All operating systems need entropy to generate random bits to create keys for cryptographic algorithms. Randomness...
is critical to secure those algorithms and make guessing or predicting the cryptographic keys that much harder for attackers.
While there are algorithms capable of generating pseudo-random bits that can produce random-seeming keys, an attacker who is aware that a pseudo-random algorithm is being used to generate keying material can defeat even the strongest cryptography by guessing the keys being used.
Operating systems generate entropy using a variety of different sources, though entropy sources that work well for one operating system may not work for another operating system. The National Institute of Standards and Technology has published guidance for testing and validating vendor-neutral entropy sources for most operating systems.
Entropy sources need noise, which should originate from a source that generates data that is inherently unpredictable. The entropy source may be a physical noise source, which requires dedicated hardware to generate randomness, or it may be a non-physical noise source, which is usually generated using the output from system processes or by prompting the user for input, such as random mouse movements.
Entropy sources must be validated with a health test to verify that they are working as required. If the tests show that the entropy sources are not generating random data, attackers may easily guess cryptographic keys.
Entropy sources that have been properly tested may not necessarily be sufficient to secure software applications containing validated cryptographic algorithms. To mitigate application failures, the software development lifecycle (SDLC) can be used to secure the application in each lifecycle phase -- from requirements analysis to deployment and beyond. Furthermore, security experts with backgrounds in entropy source validation can help spot security issues that the project manager may have missed.
To better secure applications, developers should consider entropy sources from every phase of the SDLC, from requirements analysis for new applications through maintenance of mature applications.
Requirement analysis phase
It's far cheaper to catch problems in the required analysis phase than to fix security issues later in the SDLC. Software project managers should meet with security experts first, and then with potential users and other stakeholders to determine who will use the application, how the users will use it, what data the application will process, how the operating system will achieve entropy and what security issues the users may encounter.
The rate of entropy of a noise source should also be considered, as the higher the rate, the better chance the cryptographic algorithm will be effective.
The software design is prepared using the requirement specifications. A designer specifies how the new application should work, what constraints should be imposed on the application and how it should meet compliance requirements.
Security experts can help prevent or mitigate design failures by ensuring that the hardware and system are free of vulnerabilities and are not entropy-starved. Security experts should also help the designers set up access controls and work with quality experts to test the application and entropy sources.
Developers should be adequately trained on proper secure code implementation. A developer manual should be reviewed periodically by DevOps security experts on pseudo-randomness issues, minimum security controls, the handling of memory leakage in C programs and the discovery of flaws in the authentication protocols used to access the applications.

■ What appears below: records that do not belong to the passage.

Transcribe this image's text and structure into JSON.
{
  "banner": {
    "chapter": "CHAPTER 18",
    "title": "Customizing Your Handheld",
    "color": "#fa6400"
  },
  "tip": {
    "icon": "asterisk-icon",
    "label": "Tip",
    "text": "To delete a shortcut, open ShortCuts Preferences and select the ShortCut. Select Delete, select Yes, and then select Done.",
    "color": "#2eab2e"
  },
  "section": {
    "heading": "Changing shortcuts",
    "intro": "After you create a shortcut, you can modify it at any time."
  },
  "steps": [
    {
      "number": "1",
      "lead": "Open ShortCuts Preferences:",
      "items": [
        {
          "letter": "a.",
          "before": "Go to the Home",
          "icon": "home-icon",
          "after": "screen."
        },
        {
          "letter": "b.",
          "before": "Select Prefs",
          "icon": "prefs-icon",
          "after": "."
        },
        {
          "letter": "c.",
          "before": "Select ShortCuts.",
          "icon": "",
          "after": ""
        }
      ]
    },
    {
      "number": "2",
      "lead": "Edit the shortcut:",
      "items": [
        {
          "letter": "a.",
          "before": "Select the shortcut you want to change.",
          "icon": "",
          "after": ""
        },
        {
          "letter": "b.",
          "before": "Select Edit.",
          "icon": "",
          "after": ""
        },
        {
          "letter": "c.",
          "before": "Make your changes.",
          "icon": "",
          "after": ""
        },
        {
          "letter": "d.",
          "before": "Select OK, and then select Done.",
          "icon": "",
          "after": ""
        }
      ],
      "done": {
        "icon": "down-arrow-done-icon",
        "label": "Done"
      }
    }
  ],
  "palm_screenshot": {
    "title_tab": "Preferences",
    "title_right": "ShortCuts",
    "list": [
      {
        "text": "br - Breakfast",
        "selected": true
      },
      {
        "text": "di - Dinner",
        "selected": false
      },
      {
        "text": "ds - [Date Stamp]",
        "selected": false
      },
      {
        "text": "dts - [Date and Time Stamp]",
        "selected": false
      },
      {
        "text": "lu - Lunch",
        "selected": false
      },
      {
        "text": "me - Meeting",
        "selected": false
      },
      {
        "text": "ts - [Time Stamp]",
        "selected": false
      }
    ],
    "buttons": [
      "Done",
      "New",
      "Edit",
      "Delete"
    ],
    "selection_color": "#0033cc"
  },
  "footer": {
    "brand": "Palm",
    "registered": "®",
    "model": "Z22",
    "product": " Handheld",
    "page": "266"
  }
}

Issues that security experts discover should be found in the design phase before the development phase begins.
By this phase, entropy sources should have been validated to generate sufficiently strong cryptographic keys. To ensure that the application will not fail due to factors other than validated entropy services, code must be tested against security and other requirements. Security aspects of functional testing, such as unit testing, integration testing, system testing, acceptance testing and nonfunctional testing should also be considered.
The turnaround time for test results should be reasonably short, and you must determine how to handle application errors for debugging purposes. The logs should be formatted to enable developers, testers and security experts to collaboratively determine the source of application issues.
The deployment phase is divided into two parts. In the first part, the application is turned over to the security experts and customers.
The security experts conduct beta testing to ensure the application is secure and free of vulnerabilities, that the cryptographic keys generated by the entropy sources work properly, and that customers have proper access credentials. The customers also do beta testing to make sure the application works and that user, application and system requirements are met.
If any changes are needed or if any security or entropy issues are discovered, then security experts and customers report them to the project manager together. Once the application has been changed and any issues have been fixed, the second and final phase of deployment begins.
Once fully deployed, the final SDLC phase begins as customers use the developed application and security experts monitor the application and ensure that there are no new vulnerabilities. The security expert will revert the application to one of the previous lifecycle phases to fix the problem if:
- the rules for validating entropy sources have changed;
- the cryptographic algorithm is to be replaced with a more efficient version;
- the operating system running the application has become entropy-starved; or
- new application security issues are discovered.
As technology evolves, new entropy sources are being tested and validated. SDLC ensures that applications containing cryptographic algorithms and generated by validated entropy sources are secure so that the application will not fail after deployment.